You can disable the warning via `reportMissingModuleSource = "none"`.

## Building

`libzim` package building offers different behaviors via environment variables

| Variable | Example | Use case |
| -------------------------------- | ---------------------------------------- | -------- |
| `LIBZIM_DL_VERSION` | `8.1.1` or `2023-04-14` | Specify the C++ libzim binary version to download and bundle. Either a release version string or a date, in which case it downloads a nightly |
| `USE_SYSTEM_LIBZIM` | `1` | Uses `LDFLAG` and `CFLAGS` to find the libzim to link against. Resulting wheel won't bundle C++ libzim. |
| `DONT_DOWNLOAD_LIBZIM` | `1` | Disable downloading of C++ libzim. Place headers in `include/` and libzim dylib/so in `libzim/` if no using system libzim. It will be bundled in wheel. |
| `PROFILE` | `0` | Enable profile tracing in Cython extension. Required for Cython code coverage reporting. |
| `SIGN_APPLE` | `1` | Set to sign and notarize the extension for macOS. Requires following informations |
| `APPLE_SIGNING_IDENTITY` | `Developer ID Application: OrgName (ID)` | Required for signing on macOS |
| `APPLE_SIGNING_KEYCHAIN_PATH` | `/tmp/build.keychain` | Path to the Keychain containing the certificate to sign for macOS with |
| `APPLE_SIGNING_KEYCHAIN_PROFILE` | `build` | Name of the profile in the specified Keychain |

### Building on Windows

On Windows, built wheels needs to be fixed post-build to move the bundled DLLs (libzim and libicu)
next to the wrapper (Windows does not support runtime path).

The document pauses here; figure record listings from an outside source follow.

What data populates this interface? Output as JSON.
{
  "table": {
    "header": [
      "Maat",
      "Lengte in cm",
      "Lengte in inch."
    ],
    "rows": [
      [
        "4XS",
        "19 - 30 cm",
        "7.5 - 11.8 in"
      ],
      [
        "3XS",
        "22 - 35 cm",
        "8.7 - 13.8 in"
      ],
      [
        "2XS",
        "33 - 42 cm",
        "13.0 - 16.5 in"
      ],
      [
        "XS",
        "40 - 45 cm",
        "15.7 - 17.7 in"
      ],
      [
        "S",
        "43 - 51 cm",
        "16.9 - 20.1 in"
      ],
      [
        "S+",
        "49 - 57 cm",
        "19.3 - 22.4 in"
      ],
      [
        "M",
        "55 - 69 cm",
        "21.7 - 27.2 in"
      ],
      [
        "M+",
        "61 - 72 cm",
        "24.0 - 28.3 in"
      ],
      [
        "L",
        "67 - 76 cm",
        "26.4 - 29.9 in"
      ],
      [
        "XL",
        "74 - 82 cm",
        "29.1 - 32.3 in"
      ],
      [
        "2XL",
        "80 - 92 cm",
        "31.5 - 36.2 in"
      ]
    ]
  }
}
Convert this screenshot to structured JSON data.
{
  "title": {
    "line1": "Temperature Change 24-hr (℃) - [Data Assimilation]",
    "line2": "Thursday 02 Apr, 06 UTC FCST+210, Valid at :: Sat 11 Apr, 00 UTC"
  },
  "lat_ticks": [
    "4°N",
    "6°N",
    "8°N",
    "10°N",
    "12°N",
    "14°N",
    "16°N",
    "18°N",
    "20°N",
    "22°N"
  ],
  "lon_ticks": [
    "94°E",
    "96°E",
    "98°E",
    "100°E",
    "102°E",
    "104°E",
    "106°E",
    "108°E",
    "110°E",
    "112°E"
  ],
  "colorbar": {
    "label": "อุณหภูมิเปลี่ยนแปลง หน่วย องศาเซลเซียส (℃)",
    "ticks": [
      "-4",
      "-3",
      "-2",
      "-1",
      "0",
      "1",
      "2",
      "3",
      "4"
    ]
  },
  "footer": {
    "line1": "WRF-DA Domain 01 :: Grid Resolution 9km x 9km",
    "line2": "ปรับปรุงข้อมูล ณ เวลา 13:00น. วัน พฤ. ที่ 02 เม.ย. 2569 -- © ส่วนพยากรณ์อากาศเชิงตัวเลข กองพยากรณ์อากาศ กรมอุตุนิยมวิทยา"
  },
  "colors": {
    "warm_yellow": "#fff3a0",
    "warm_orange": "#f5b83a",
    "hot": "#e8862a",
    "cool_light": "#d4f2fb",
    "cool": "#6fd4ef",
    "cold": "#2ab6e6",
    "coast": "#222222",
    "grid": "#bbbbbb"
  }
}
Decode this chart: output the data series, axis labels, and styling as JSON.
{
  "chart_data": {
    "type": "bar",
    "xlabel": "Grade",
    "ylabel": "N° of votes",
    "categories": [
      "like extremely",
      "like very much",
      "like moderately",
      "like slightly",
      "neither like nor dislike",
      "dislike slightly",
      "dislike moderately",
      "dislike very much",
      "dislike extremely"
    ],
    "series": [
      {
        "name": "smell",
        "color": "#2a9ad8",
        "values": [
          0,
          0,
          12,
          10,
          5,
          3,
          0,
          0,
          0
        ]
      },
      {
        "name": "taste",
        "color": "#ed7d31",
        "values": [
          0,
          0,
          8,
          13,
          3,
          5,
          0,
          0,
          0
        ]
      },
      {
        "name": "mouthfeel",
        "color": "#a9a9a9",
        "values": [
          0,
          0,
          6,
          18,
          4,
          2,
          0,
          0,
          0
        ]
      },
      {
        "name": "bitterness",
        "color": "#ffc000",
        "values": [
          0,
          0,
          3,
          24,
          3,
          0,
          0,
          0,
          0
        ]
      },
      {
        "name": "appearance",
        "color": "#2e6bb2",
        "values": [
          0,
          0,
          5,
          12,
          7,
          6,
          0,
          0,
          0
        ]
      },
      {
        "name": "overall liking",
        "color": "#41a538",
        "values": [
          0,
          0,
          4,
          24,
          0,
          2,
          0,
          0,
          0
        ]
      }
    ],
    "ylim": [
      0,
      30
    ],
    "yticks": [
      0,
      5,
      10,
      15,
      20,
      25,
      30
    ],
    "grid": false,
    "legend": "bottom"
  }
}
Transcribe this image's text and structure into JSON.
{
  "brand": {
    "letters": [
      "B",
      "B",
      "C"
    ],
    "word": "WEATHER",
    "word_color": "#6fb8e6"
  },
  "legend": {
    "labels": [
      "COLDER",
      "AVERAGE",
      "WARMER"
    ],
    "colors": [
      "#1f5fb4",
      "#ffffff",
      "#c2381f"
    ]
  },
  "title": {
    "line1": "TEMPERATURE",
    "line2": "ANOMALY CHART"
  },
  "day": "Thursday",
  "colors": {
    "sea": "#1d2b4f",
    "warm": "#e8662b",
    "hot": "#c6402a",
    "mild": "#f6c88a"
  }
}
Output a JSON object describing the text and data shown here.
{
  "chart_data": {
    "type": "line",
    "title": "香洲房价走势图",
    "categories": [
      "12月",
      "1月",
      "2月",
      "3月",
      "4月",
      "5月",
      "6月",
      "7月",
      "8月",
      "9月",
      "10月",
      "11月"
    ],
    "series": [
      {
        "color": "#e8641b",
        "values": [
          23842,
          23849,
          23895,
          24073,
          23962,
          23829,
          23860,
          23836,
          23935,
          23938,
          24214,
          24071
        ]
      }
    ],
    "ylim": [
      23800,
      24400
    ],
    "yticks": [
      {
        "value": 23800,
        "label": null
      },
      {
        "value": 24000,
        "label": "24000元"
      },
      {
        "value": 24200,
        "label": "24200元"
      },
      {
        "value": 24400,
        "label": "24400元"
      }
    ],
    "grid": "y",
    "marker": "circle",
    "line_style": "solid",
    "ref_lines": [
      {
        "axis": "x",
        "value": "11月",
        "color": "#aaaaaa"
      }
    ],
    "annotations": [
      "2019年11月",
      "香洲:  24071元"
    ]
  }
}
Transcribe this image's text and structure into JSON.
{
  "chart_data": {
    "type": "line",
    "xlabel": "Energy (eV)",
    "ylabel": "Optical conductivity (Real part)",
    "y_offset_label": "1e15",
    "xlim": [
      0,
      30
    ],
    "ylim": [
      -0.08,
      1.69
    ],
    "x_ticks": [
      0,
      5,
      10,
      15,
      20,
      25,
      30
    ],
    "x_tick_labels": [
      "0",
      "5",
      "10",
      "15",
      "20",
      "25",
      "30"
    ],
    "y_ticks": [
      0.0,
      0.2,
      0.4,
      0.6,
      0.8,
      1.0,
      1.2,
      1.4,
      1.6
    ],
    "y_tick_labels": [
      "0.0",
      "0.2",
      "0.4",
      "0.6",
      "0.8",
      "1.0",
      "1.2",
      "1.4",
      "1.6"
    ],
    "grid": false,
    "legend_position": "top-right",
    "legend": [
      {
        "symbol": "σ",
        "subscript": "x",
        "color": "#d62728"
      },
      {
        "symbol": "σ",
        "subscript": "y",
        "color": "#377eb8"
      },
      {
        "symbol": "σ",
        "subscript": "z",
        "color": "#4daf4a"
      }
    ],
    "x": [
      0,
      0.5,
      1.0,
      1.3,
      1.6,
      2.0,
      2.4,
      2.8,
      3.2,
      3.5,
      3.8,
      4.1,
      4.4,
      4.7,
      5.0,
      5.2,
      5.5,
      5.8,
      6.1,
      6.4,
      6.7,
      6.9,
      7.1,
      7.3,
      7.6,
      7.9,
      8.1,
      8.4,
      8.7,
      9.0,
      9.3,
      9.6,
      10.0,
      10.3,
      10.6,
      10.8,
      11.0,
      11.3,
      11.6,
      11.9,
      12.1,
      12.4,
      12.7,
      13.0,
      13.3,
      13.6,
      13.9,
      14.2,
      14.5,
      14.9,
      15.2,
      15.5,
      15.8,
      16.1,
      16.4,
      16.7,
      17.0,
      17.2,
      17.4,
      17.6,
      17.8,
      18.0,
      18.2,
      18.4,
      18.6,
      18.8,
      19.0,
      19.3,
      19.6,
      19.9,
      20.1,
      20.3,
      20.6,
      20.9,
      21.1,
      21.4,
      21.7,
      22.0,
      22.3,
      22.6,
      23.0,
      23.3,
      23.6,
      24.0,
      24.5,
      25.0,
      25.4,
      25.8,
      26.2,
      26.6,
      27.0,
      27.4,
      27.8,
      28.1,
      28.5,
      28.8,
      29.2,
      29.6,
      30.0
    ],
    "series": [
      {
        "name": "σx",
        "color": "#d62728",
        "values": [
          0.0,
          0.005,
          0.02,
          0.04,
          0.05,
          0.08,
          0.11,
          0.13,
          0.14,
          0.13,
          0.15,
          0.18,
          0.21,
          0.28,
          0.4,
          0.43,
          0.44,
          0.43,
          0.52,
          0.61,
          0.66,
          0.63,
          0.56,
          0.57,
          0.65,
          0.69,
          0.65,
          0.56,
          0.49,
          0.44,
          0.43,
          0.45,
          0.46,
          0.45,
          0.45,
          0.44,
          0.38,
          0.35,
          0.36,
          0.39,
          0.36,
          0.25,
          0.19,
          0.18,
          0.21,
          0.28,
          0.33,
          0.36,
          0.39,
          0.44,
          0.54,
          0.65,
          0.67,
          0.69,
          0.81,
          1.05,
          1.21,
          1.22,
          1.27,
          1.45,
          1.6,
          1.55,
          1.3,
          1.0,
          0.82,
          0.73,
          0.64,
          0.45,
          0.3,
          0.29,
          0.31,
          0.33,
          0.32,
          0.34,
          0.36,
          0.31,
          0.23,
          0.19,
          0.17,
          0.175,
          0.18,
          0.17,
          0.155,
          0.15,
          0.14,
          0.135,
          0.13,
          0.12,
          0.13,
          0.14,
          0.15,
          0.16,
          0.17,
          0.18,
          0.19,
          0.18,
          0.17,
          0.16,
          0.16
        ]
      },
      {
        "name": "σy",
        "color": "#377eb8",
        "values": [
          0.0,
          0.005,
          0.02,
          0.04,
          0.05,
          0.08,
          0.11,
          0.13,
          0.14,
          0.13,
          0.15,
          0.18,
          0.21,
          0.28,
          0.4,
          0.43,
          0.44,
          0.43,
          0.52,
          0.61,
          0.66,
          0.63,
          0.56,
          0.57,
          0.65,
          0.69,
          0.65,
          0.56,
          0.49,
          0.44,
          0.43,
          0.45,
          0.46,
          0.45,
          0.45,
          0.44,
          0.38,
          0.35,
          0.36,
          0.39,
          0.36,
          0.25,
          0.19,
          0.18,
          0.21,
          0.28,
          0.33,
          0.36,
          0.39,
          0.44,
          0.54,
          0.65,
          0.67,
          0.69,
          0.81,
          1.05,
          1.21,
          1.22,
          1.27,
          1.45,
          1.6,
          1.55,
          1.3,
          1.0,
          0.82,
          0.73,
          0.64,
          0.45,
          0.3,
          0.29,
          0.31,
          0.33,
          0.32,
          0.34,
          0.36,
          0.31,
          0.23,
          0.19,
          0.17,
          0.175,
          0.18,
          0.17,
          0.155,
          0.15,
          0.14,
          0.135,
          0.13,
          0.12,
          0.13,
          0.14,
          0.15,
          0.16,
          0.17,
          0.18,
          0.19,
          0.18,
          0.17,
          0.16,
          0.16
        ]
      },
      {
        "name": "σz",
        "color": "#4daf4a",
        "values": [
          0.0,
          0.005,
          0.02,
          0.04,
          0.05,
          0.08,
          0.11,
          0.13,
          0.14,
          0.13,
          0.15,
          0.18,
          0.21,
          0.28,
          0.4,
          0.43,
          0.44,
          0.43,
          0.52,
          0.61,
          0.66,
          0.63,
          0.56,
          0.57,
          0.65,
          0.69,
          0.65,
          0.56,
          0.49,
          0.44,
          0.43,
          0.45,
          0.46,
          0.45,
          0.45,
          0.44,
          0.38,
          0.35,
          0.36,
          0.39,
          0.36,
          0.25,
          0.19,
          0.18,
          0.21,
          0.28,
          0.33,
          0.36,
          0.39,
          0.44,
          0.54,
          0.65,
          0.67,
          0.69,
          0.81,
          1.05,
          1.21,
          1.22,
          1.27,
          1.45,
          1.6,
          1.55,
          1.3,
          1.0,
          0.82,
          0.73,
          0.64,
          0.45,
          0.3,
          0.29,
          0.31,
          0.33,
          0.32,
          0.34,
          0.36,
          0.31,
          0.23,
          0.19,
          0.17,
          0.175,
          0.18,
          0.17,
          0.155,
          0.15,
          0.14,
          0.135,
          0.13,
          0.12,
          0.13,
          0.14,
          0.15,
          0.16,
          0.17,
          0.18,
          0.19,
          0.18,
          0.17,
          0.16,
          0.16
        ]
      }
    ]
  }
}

After building you wheel, run

```ps
python setup.py repair_win_wheel --wheel=dist/xxx.whl --destdir wheels\
```

Similarily, if you install as editable (`pip install -e .`), you need to place those DLLs at the root
of the repo.

```ps
Move-Item -Force -Path .\libzim\*.dll -Destination .\
```

### Examples

##### Default: downloading and bundling most appropriate libzim release binary

```sh
python3 -m build
```

#### Using system libzim (brew, debian or manually installed) - not bundled

```sh
# using system-installed C++ libzim
brew install libzim # macOS
apt-get install libzim-devel # debian
dnf install libzim-dev # fedora
USE_SYSTEM_LIBZIM=1 python3 -m build --wheel

# using a specific C++ libzim
USE_SYSTEM_LIBZIM=1 \
CFLAGS="-I/usr/local/include" \
LDFLAGS="-L/usr/local/lib"
DYLD_LIBRARY_PATH="/usr/local/lib" \
LD_LIBRARY_PATH="/usr/local/lib" \
python3 -m build --wheel
```

#### Other platforms

On platforms for which there is no [official binary](https://download.openzim.org/release/libzim/) available, you'd have to [compile C++ libzim from source](https://github.com/openzim/libzim) first then either use `DONT_DOWNLOAD_LIBZIM` or `USE_SYSTEM_LIBZIM`.

## License

[GPLv3](https://www.gnu.org/licenses/gpl-3.0) or later, see
[LICENSE](LICENSE) for more details.